All of the factors that Smith uses to his advantage on offense work against him defensively. Most big men are either too tall for the short-armed big man, or too quick and agile for the bulky power forward. Either way, most players are effective against Smith because of his lack of stamina, a problem he has dealt with throughout his career. His defensive liabilities manifest as him being foul prone, limiting his potential playing time. According to Basketball-Reference.com, The Rhino averages 5.2 fouls per 36 minutes.
Players with similar body builds, such as DeJuan Blair or Glen “Big Baby” Davis, have had more impact for their respective teams because of their willingness to lose weight, get in better shape and commit to the defensive end. Without this type of transformation, Smith won’t be likely to play any more than 12-18 minutes as an 8th or 9th man. Smith has the potential to do more, as his averages of 17.6 points and 8.0 rebounds per 40 minutes are better than the average power forward. His defensive weaknesses are most likely all that’s holding him back.
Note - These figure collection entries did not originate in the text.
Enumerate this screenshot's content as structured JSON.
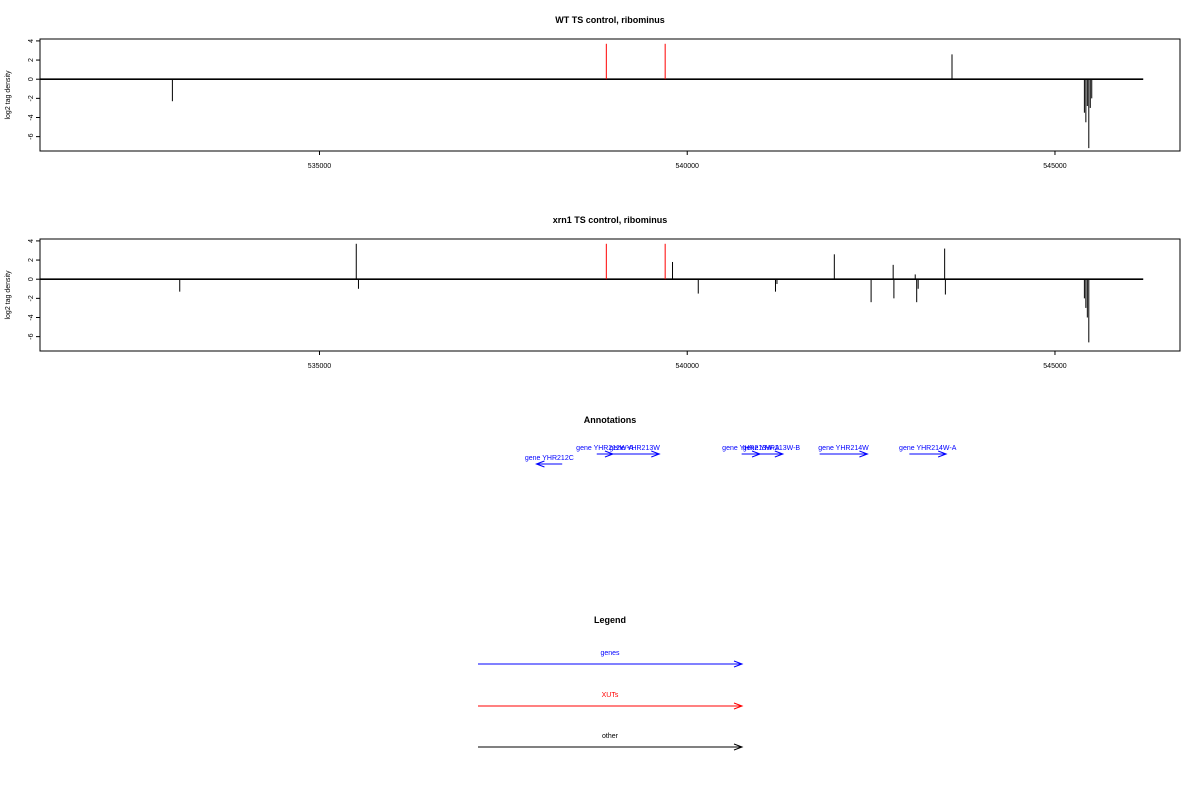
{
  "colors": {
    "genes": "#0000ff",
    "xuts": "#ff0000",
    "other": "#000000",
    "baseline": "#000000"
  },
  "x_axis": {
    "range": [
      531200,
      546700
    ],
    "ticks": [
      535000,
      540000,
      545000
    ],
    "tick_labels": [
      "535000",
      "540000",
      "545000"
    ]
  },
  "chart_data": [
    {
      "type": "bar",
      "title": "WT TS control, ribominus",
      "ylabel": "log2 tag density",
      "ylim": [
        -7.5,
        4.2
      ],
      "yticks": [
        4,
        2,
        0,
        -2,
        -4,
        -6
      ],
      "ytick_labels": [
        "4",
        "2",
        "0",
        "-2",
        "-4",
        "-6"
      ],
      "baseline": {
        "x0": 531200,
        "x1": 546200,
        "y": 0
      },
      "features": [
        {
          "x": 533000,
          "value": -2.3,
          "kind": "other"
        },
        {
          "x": 538900,
          "value": 3.7,
          "kind": "xut"
        },
        {
          "x": 539700,
          "value": 3.7,
          "kind": "xut"
        },
        {
          "x": 543600,
          "value": 2.6,
          "kind": "other"
        },
        {
          "x": 543600,
          "value": 1.0,
          "kind": "other"
        },
        {
          "x": 545400,
          "value": -3.5,
          "kind": "other"
        },
        {
          "x": 545420,
          "value": -4.5,
          "kind": "other"
        },
        {
          "x": 545440,
          "value": -2.8,
          "kind": "other"
        },
        {
          "x": 545460,
          "value": -7.2,
          "kind": "other"
        },
        {
          "x": 545480,
          "value": -3.0,
          "kind": "other"
        },
        {
          "x": 545500,
          "value": -2.0,
          "kind": "other"
        }
      ]
    },
    {
      "type": "bar",
      "title": "xrn1 TS control, ribominus",
      "ylabel": "log2 tag density",
      "ylim": [
        -7.5,
        4.2
      ],
      "yticks": [
        4,
        2,
        0,
        -2,
        -4,
        -6
      ],
      "ytick_labels": [
        "4",
        "2",
        "0",
        "-2",
        "-4",
        "-6"
      ],
      "baseline": {
        "x0": 531200,
        "x1": 546200,
        "y": 0
      },
      "features": [
        {
          "x": 533100,
          "value": -1.3,
          "kind": "other"
        },
        {
          "x": 535500,
          "value": 3.7,
          "kind": "other"
        },
        {
          "x": 535530,
          "value": -1.0,
          "kind": "other"
        },
        {
          "x": 538900,
          "value": 3.7,
          "kind": "xut"
        },
        {
          "x": 539700,
          "value": 3.7,
          "kind": "xut"
        },
        {
          "x": 539800,
          "value": 1.8,
          "kind": "other"
        },
        {
          "x": 540150,
          "value": -1.5,
          "kind": "other"
        },
        {
          "x": 541200,
          "value": -1.3,
          "kind": "other"
        },
        {
          "x": 541220,
          "value": -0.5,
          "kind": "other"
        },
        {
          "x": 542000,
          "value": 2.6,
          "kind": "other"
        },
        {
          "x": 542500,
          "value": -2.4,
          "kind": "other"
        },
        {
          "x": 542800,
          "value": 1.5,
          "kind": "other"
        },
        {
          "x": 542810,
          "value": -2.0,
          "kind": "other"
        },
        {
          "x": 543100,
          "value": 0.5,
          "kind": "other"
        },
        {
          "x": 543120,
          "value": -2.4,
          "kind": "other"
        },
        {
          "x": 543140,
          "value": -1.0,
          "kind": "other"
        },
        {
          "x": 543500,
          "value": 3.2,
          "kind": "other"
        },
        {
          "x": 543510,
          "value": -1.6,
          "kind": "other"
        },
        {
          "x": 545400,
          "value": -2.0,
          "kind": "other"
        },
        {
          "x": 545420,
          "value": -3.0,
          "kind": "other"
        },
        {
          "x": 545440,
          "value": -4.0,
          "kind": "other"
        },
        {
          "x": 545460,
          "value": -6.6,
          "kind": "other"
        }
      ]
    }
  ],
  "annotations": {
    "title": "Annotations",
    "genes": [
      {
        "label": "gene YHR212C",
        "start": 538300,
        "end": 537950,
        "strand": "-",
        "tier": 1
      },
      {
        "label": "gene YHR212W-A",
        "start": 538770,
        "end": 538990,
        "strand": "+",
        "tier": 0
      },
      {
        "label": "gene YHR213W",
        "start": 538950,
        "end": 539620,
        "strand": "+",
        "tier": 0
      },
      {
        "label": "gene YHR213W-A",
        "start": 540740,
        "end": 540990,
        "strand": "+",
        "tier": 0
      },
      {
        "label": "gene YHR213W-B",
        "start": 540990,
        "end": 541300,
        "strand": "+",
        "tier": 0
      },
      {
        "label": "gene YHR214W",
        "start": 541800,
        "end": 542450,
        "strand": "+",
        "tier": 0
      },
      {
        "label": "gene YHR214W-A",
        "start": 543020,
        "end": 543520,
        "strand": "+",
        "tier": 0
      }
    ]
  },
  "legend": {
    "title": "Legend",
    "items": [
      {
        "label": "genes",
        "color": "#0000ff"
      },
      {
        "label": "XUTs",
        "color": "#ff0000"
      },
      {
        "label": "other",
        "color": "#000000"
      }
    ]
  }
}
Depending on the Clippers’ goals this off-season, along with who they draft and the new terms of the CBA, Smith may be in the team’s future. If the Clippers can find a cheaper or better option to back-up Griffin, though, Smith is easily expendable. When healthy, Smith can provide the much-needed bench scoring, rebounding and efficiency that the Clippers lacked this season. According to Hoopsstats.com, the Clippers were 22nd in bench scoring (27.1 points per game), 19th in rebounding (13.1 per game), 23rd in field goal percentage (42.8 percent) and 25th in efficiency (29.6), giving them the fourth worst differential among all benches in the league. Not surprisingly, according to NBA.com’s StatsCube, the Clippers were one of six teams that lacked even one bench player with a positive +/- rating this season.
There is no doubt that Smith can have a positive impact on the Clippers’ horrid bench woes. For his career, Smith has averaged 8 points on 55.6 percent shooting to go along with 4 rebounds. Those numbers aren’t jaw dropping, but they are certainly much better than his performance this season and can be labeled as improvements over Diogu (5.8 points and 3.2 rebounds) and Brian Cook (4.8 points, 2.4 rebounds and 42.4 percent shooting). Additionally, his True Shooting % of .587 is a lot better than the average player, thus giving the Clippers another motive to try and retain the underrated big man. If he’s put alongside DeAndre Jordan or Chris Kaman, his defensive deficiencies are somewhat alleviated. Despite not having a prominent role on the team, the Clippers could use Smith as more than capable back up big man for the future.